Campaign-finance reformers watch ballot-measure case for clues
Advocates of campaign finance reform are always looking for signs from the Supreme Court that it might be changing its mind about giving strong First Amendment protection to campaign spending.
It is the court’s 1976 decision in Buckley v. Valeo that articulated the view that campaign expenditures are a form of protected speech, a ruling that has been cited ever since as an obstacle to meaningful restrictions on campaign spending.
Well, the latest clue from the court came yesterday during oral arguments in another case named Buckley — this time Buckley v. American Constitutional Law Foundation. And the signal, from at least one justice, was this: Don’t look for the court to expand or step back from Buckley v. Valeo anytime soon.

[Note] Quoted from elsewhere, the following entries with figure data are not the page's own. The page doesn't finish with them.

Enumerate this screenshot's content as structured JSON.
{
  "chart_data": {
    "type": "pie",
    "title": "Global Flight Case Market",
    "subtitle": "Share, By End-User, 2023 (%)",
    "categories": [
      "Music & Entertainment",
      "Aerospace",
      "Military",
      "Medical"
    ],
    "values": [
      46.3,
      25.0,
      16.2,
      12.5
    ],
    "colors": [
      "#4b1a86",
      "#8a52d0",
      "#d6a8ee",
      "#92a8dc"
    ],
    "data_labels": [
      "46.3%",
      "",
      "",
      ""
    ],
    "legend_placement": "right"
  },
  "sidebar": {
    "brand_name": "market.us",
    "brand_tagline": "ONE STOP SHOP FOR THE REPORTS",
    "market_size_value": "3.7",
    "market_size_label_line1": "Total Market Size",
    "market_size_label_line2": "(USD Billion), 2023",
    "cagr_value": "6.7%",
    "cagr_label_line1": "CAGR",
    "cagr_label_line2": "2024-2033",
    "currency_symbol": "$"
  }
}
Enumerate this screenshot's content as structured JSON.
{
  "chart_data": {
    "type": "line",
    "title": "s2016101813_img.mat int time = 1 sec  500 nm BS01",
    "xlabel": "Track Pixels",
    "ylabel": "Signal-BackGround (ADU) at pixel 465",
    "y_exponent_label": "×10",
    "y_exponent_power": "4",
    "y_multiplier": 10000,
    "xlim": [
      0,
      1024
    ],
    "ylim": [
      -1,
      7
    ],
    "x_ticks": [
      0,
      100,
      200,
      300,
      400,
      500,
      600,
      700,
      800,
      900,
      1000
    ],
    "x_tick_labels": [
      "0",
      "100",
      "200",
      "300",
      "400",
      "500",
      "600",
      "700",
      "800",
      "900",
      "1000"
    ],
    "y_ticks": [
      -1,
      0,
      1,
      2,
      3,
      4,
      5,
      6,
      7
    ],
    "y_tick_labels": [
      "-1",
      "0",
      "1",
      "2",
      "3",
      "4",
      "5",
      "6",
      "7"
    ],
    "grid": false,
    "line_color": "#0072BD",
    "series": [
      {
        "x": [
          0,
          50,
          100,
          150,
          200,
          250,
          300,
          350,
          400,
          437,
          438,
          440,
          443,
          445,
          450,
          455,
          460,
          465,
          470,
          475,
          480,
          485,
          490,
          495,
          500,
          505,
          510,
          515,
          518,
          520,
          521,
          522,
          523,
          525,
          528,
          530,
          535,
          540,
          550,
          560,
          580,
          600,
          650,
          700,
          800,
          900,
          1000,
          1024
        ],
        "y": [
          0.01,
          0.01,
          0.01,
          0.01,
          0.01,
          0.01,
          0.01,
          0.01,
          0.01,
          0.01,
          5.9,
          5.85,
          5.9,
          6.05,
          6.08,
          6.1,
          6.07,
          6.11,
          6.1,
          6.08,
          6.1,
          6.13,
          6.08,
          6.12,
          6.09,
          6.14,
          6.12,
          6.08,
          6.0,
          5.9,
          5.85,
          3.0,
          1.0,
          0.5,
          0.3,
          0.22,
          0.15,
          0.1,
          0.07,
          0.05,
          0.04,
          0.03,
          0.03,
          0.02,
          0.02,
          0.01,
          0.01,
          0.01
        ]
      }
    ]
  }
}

At first glance, the new Buckley seems unrelated to the old one. The case argued yesterday involves a set of regulations enacted by Colorado to prevent abuses in the ballot-initiative process. The regulations, which require petition circulators to be registered Colorado voters, to wear ID badges, and to file financial reports with the state, were challenged on First Amendment grounds. The 10th U.S. Circuit Court of Appeals struck them down, and Colorado Secretary of State Victoria Buckley — the new Buckley — appealed the decision to the Supreme Court.
Through much of the hourlong oral argument, justice after justice expressed doubt that the Colorado law could ever be justified under the “strict scrutiny” standard that it uses to measure laws that restrict “core political speech.”

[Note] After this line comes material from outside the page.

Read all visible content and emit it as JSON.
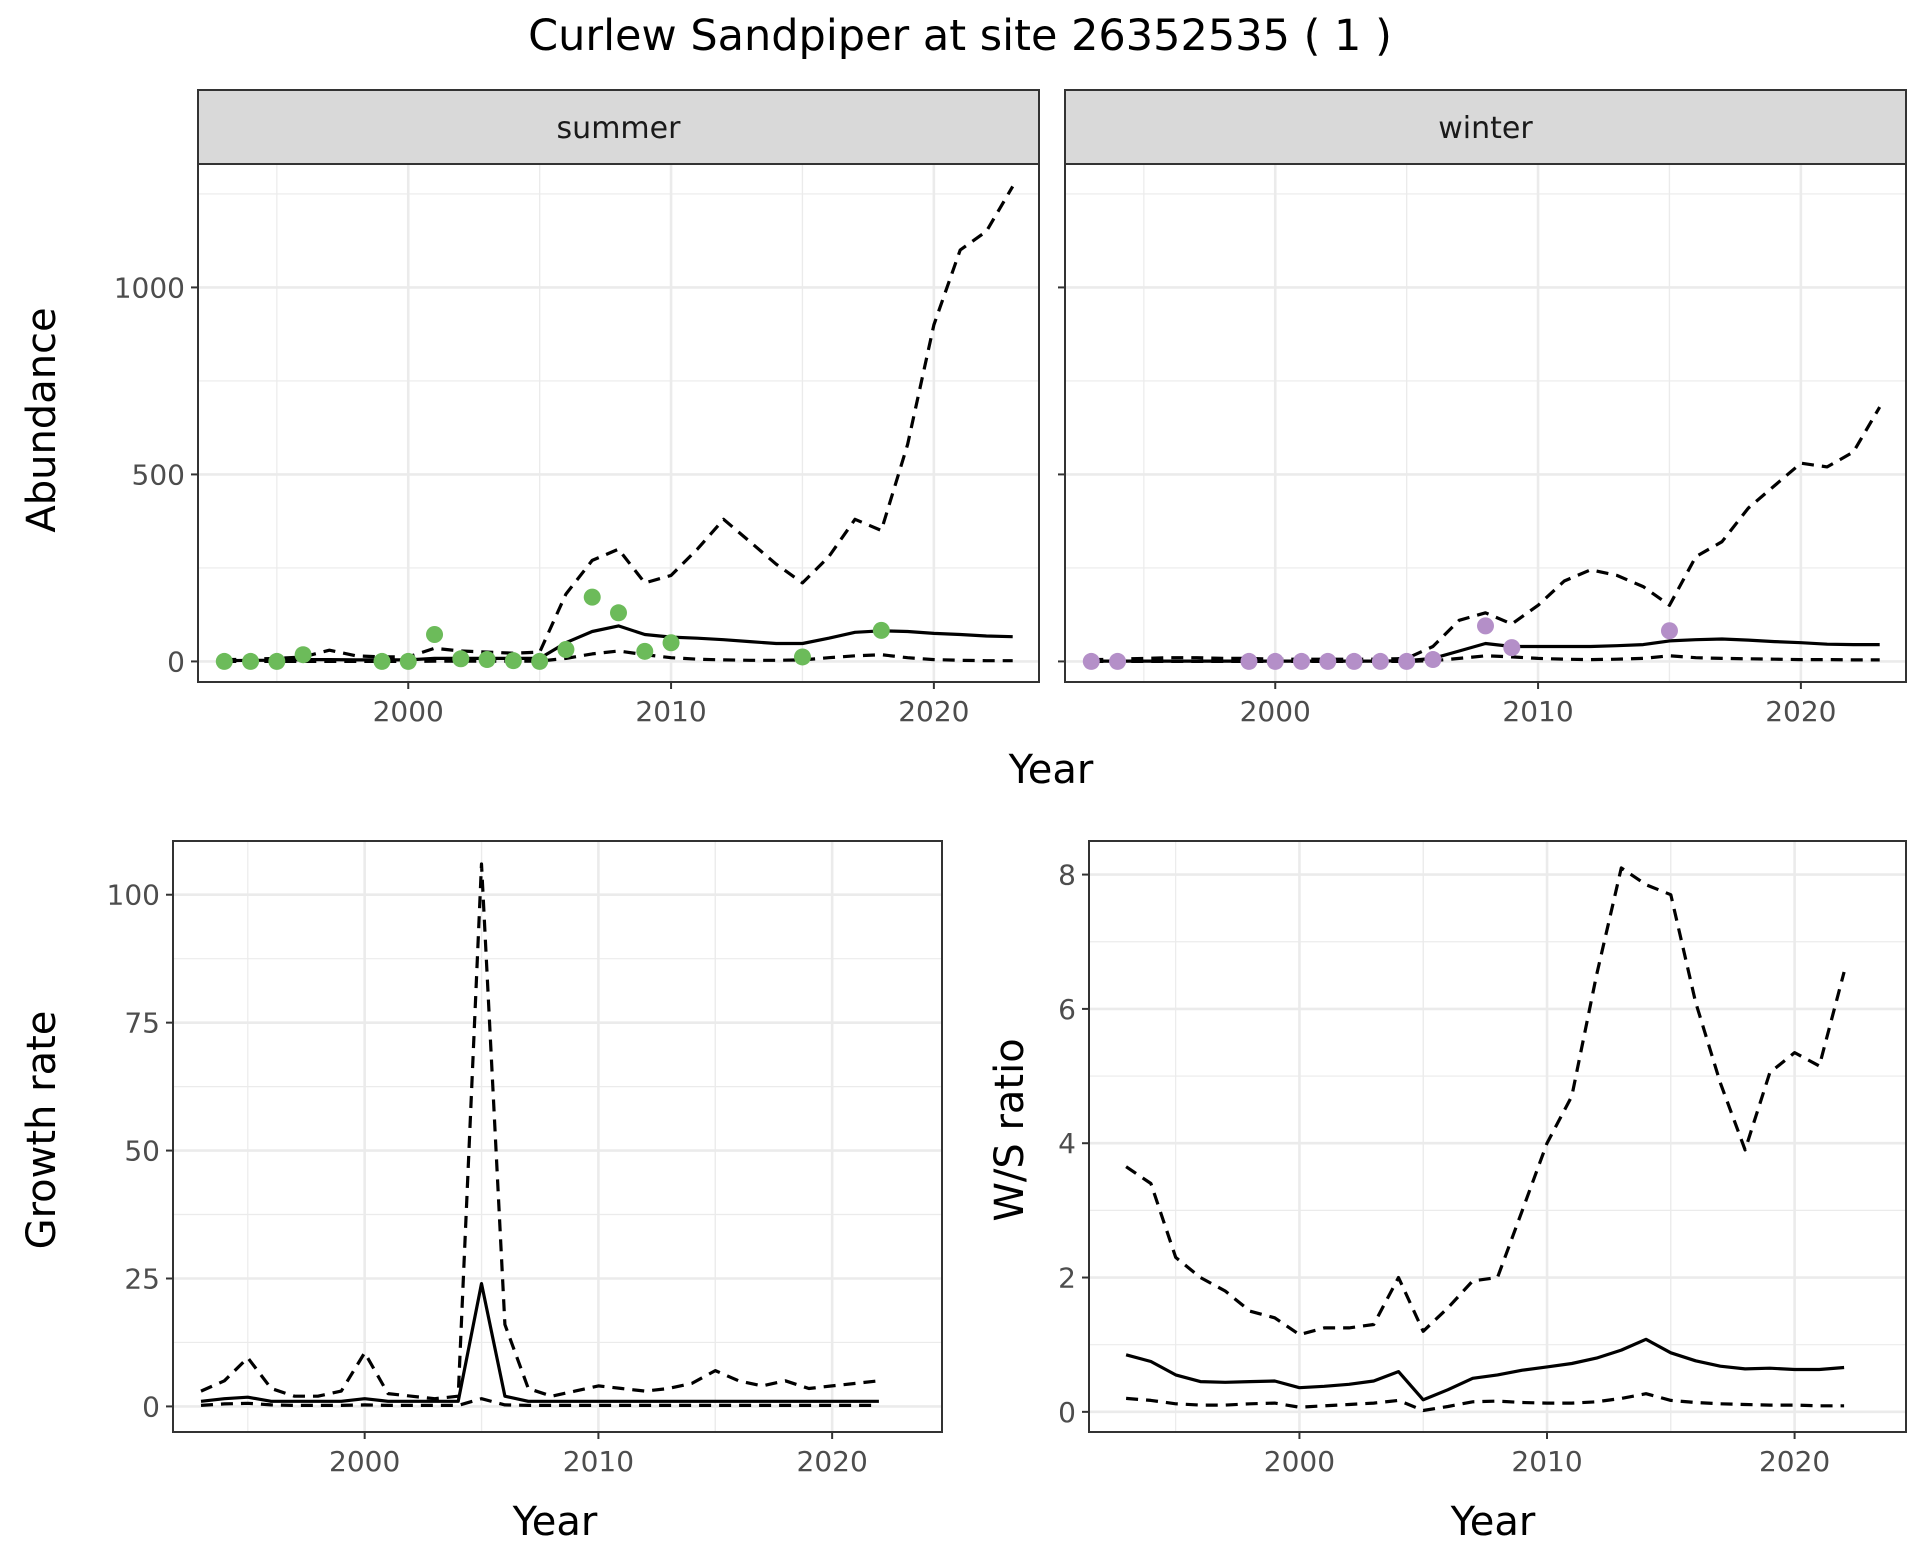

State Attorney General Gale Norton urged the court to adopt a more flexible standard, but asserted that the law would survive even under “strict scrutiny.” She said the regulations were needed to combat fraud in the initiative process.
But even accepting fraud prevention as a legitimate goal, justices wondered aloud how the various regulations would achieve the goal. Referring to the requirement that circulators be Colorado voters, Justice Antonin Scalia asked skeptically, “Do you think that Coloradans are more honest than non-Coloradans?
Norton, with helpful prompting from Chief Justice William Rehnquist, said it would be easier to track down circulators who are Colorado voters than those who are nonvoters if allegations of fraud arose about signatures they collected.
Norton at several points suggested that big money had entered the ballot-initiative scene, telling the justices that there were “bands of people who go state to state” to gather signatures for a fee. The Supreme Court in a 1988 decision struck down a ban on paid circulators, but Norton said the reporting requirements would at least tell the public how much the circulators were paid.
It was at this point, at least in the view of Justice Stephen Breyer, that the case appeared to veer into the realm of campaign finance reform and Buckley v. Valeo. The Colorado reporting requirements for ballot initiatives began to sound like some of the same campaign financing reports and regulations that the court upheld in the first Buckley case and subsequent rulings.
Perhaps sensing that his colleagues were likely to strike down the Colorado ballot-initiative regulations, Breyer spent several minutes during the oral arguments searching for a way to do that without also undercutting or extending the first Buckley decision. Breyer said he did not want to rule in the Colorado case and find out later that “I decided that (campaign finance reform) here.” In other words, he said, he feared that the court’s decision in the Colorado case would be invoked to strike down other campaign reform measures.
Neil O’Toole, the Denver lawyer who was arguing before the justices against the Colorado law, was diverted by questions from other justices before answering Breyer satisfactorily.
Breyer is a key vote on any campaign finance measure. He was the author of the middle-of-the-road 1996 decision in Colorado Republican Federal Campaign Committee v. FCC, which struck down federal restrictions on political party expenditures that are not coordinated with particular candidates. Other justices in concurring or dissenting rulings signaled readiness to retreat from Buckley v. Valeo. But Breyer’s ruling embraced the Buckley framework.
By the end of the hour of argument yesterday in the new Buckley case, it was still apparent that the court was likely to throw out Colorado’s ballot-initiative restrictions. But Breyer’s questioning showed that Buckley v. Valeo still overshadows the entire realm of laws affecting elections, and that the court does not yet seem ready to disturb that precedent in any significant way.